I’ve been thinking about the situation with Yahoo suing Facebook regarding some older patents, and observing the reactions online in blogs and on Twitter. I’ve been struck by how unanimous it’s been, and the emerging narrative that Yahoo has somehow crossed a line, that Internet companies don’t…
A smart take on the Yahoo/Facebook patent situation by John Lilly. I think he’s right, there’s more fueling the outpouring of hatred directed at Yahoo than just their patent maneuvers. BUT, I also think their maneuvers are particularly bullshit in this case. Look at what it is they’re suing Facebook over. It’s things that nearly all social services use. It’s obvious things. Things that existed before Yahoo patented them.
Lilly is right that many other patent lawsuits are bullshit as well — particularly in software. But Yahoo is being unreasonably evil and stupid here. Why didn’t they sue, say, 5 years ago? Why aren’t they suing 200 other companies “infringing” their silly patents?
It’s because, like Kodak, they’re dying. And these are the actions that a dying company resorts to. With Kodak, it’s obvious — they’re bankrupt. And people feel sort of sorry for them as a result. Yahoo is not bankrupt, so it’s not-so-obvious. But they are still very much dying. And they clearly know it, hence, the lawsuit.
Maybe we should feel bad for Yahoo here too. But we don’t yet. But we will someday in the not-too-distant future. The saddest thing now is that they probably really think this lawsuit will help save them. It won’t.
I’m pleased to announce a $25,000 signing bonus for any Yahoo employee who joins Yammer in the next 60 days. yammer.com/jobs
— David Sacks (@DavidSacks) March 15, 2012
It’s becoming more and more apparent just how jackasserific Yahoo’s Facebook patent lawsuit really is. At least now some (soon-to-be-former) employees may directly benefit from the stupidity.
(CrunchFund is happily an investor in Yammer because Sacks does awesome stuff like this.)
“I thought I was giving them a shield, but turns out I gave them a missile with my name permanently engraved on it.”
Andy Baio (aka Waxy.org), former Yahoo employee, on the Facebook lawsuit bullshit.

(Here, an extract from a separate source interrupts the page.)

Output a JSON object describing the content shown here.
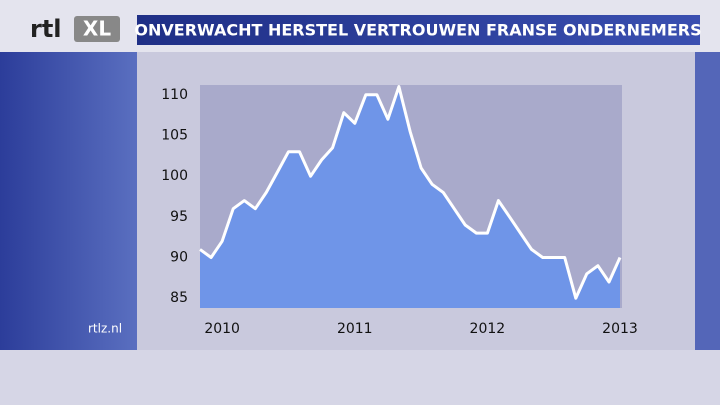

Read his entire post. Perfect.
Fred Wilson:
I am not writing this in defense of Facebook. They can and will defend themselves. I am wrting this in outrage at Yahoo! I used to care about that company for some reason. No more. They are dead to me. Dead and gone. I hate them now.
I have yet to read anyone not in agreement that Yahoo’s move here is total bullshit. They’ve really, truly (and probably irreversibly) fucked their reputation in the tech community here. That will be fatal.
Just remember this when they’re chopped up and sold for parts in a few years. Or — more poetically — when Facebook buys them just to turn out the lights.
Put a fork in Yahoo, they’re now officially done.
As relayed by Michael J. De La Merced of The New York Times:
“Yahoo has a responsibility to its shareholders, employees and other stakeholders to protect its intellectual property,” a Yahoo spokesman said in an e-mailed statement. “We must insist that Facebook either enter into a licensing agreement or we will be compelled to move forward unilaterally to protect our rights.”
“We must insist”. It sounds a lot like one of those foreign leaders in the video game Civilization that is clearly losing and starts to make empty threats.